Having "actual data" is exactly what DOES make Consumer Reports' survey important. Is it perfect? No. But it's much more valid than, say, a self-report online poll where the general public is invited to vote their opinions. That has no statistical validity because it's just a popularity-contest election. CR, at least, has its audience and surveys it about the readers' OWN cars. The PERCENTAGE of people who report problems with each car brand are the basis of their numbers, and if those numbers are large enough, the results are probably meaningful. To CR's credit, when they don't have enough numbers, you'll see in the magazine's charts that they simply don't publish a reilability result for that model; they say "Insufficient data."
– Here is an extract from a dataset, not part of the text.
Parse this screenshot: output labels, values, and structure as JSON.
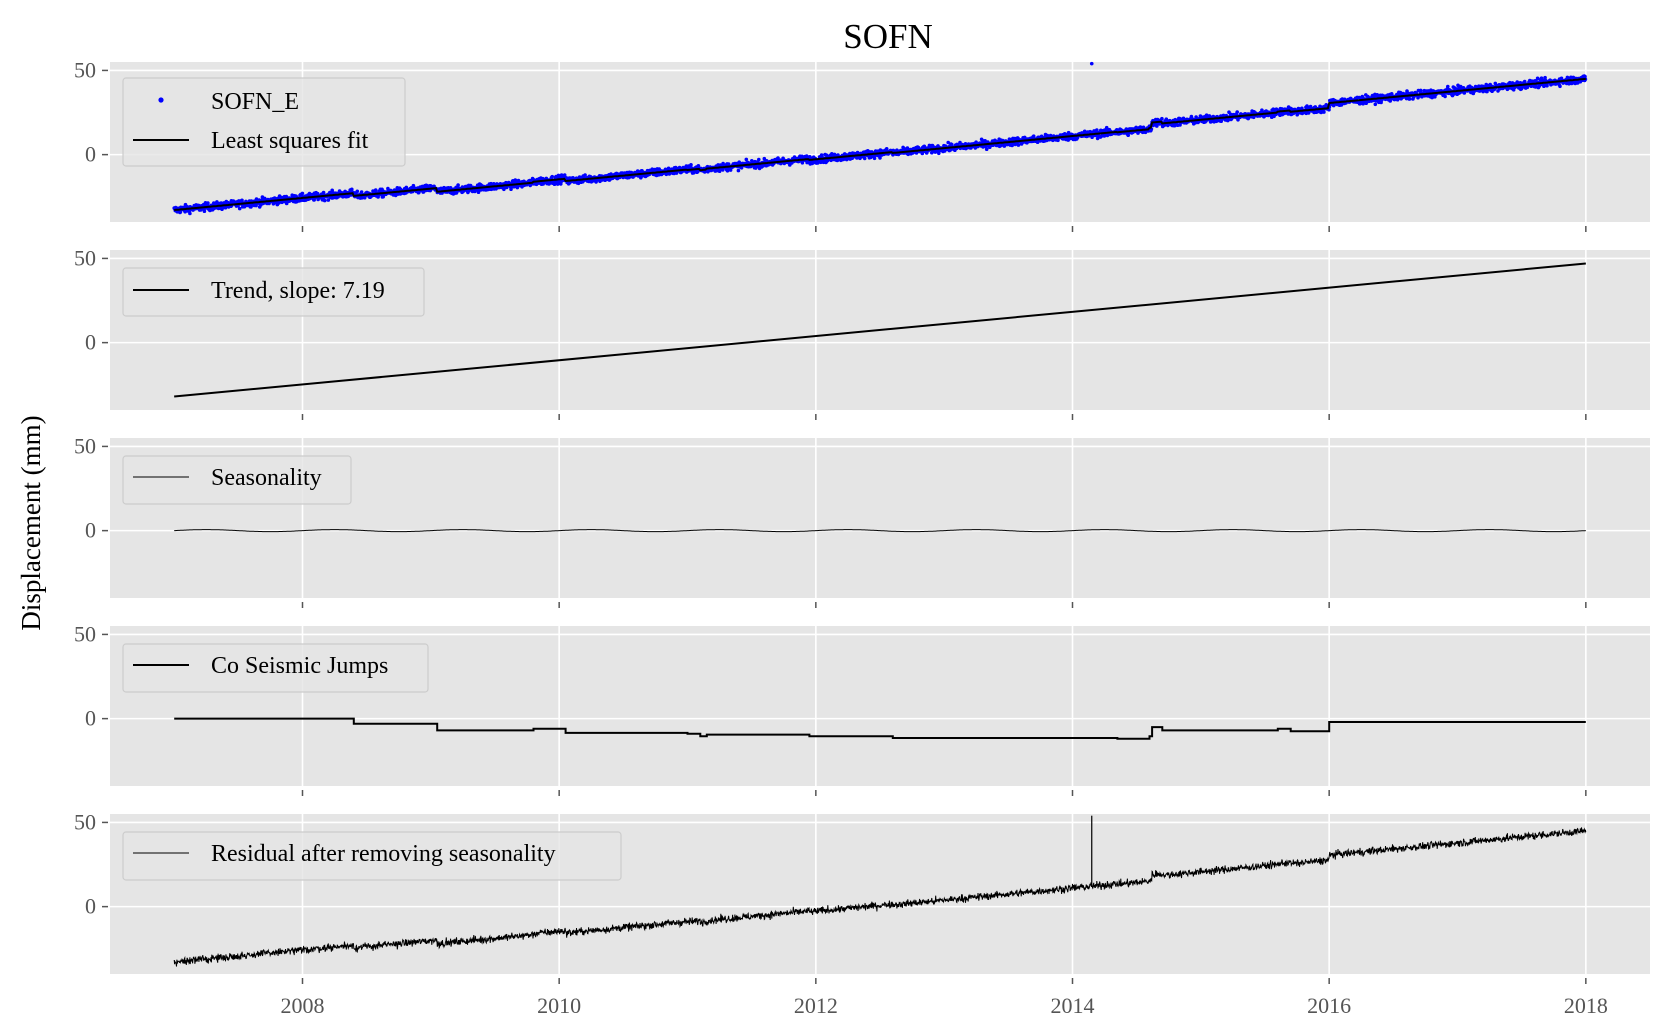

Speaking of a sample size that's too small, every person in this thread who's said "Consumer Reports' survey about Brand X is all wrong because my 2016 Brand X has been perfect" is drawing trend conclusions based on a sample size of 1 vehicle.
 
No, you do NOT have to have the same number of observations between one brand and another to make valid comparisons between them. Look up "levels of signifcance."

Having "actual data" is exactly what DOES make Consumer Reports' survey important. Is it perfect? No. But it's much more valid than, say, a self-report online poll where the general public is invited to vote their opinions. That has no statistical validity because it's just a popularity-contest election. CR, at least, has its audience and surveys it about the readers' OWN cars. The PERCENTAGE of people who report problems with each car brand are the basis of their numbers, and if those numbers are large enough, the results are probably meaningful. To CR's credit, when they don't have enough numbers, you'll see in the magazine's charts that they simply don't publish a reilability result for that model; they say "Insufficient data."

Speaking of a sample size that's too small, every person in this thread who's said "Consumer Reports' survey about Brand X is all wrong because my 2016 Brand X has been perfect" is drawing trend conclusions based on a sample size of 1 vehicle.
I don't remember exactly, but Cadillac was rated very low by CR. They had survery results from their readers for like 2 models. Caddy makes 11 models, I believe.
CR uses the term reliability broadly rendering it meaningless.
The CR surveys are from thier subscribers, a pretty captured group. Hardly a valid sampling.

I agree with you about posts talking about thier own cars, but the CR findings should be taken with a huge grain of salt from a valid survey standpoint.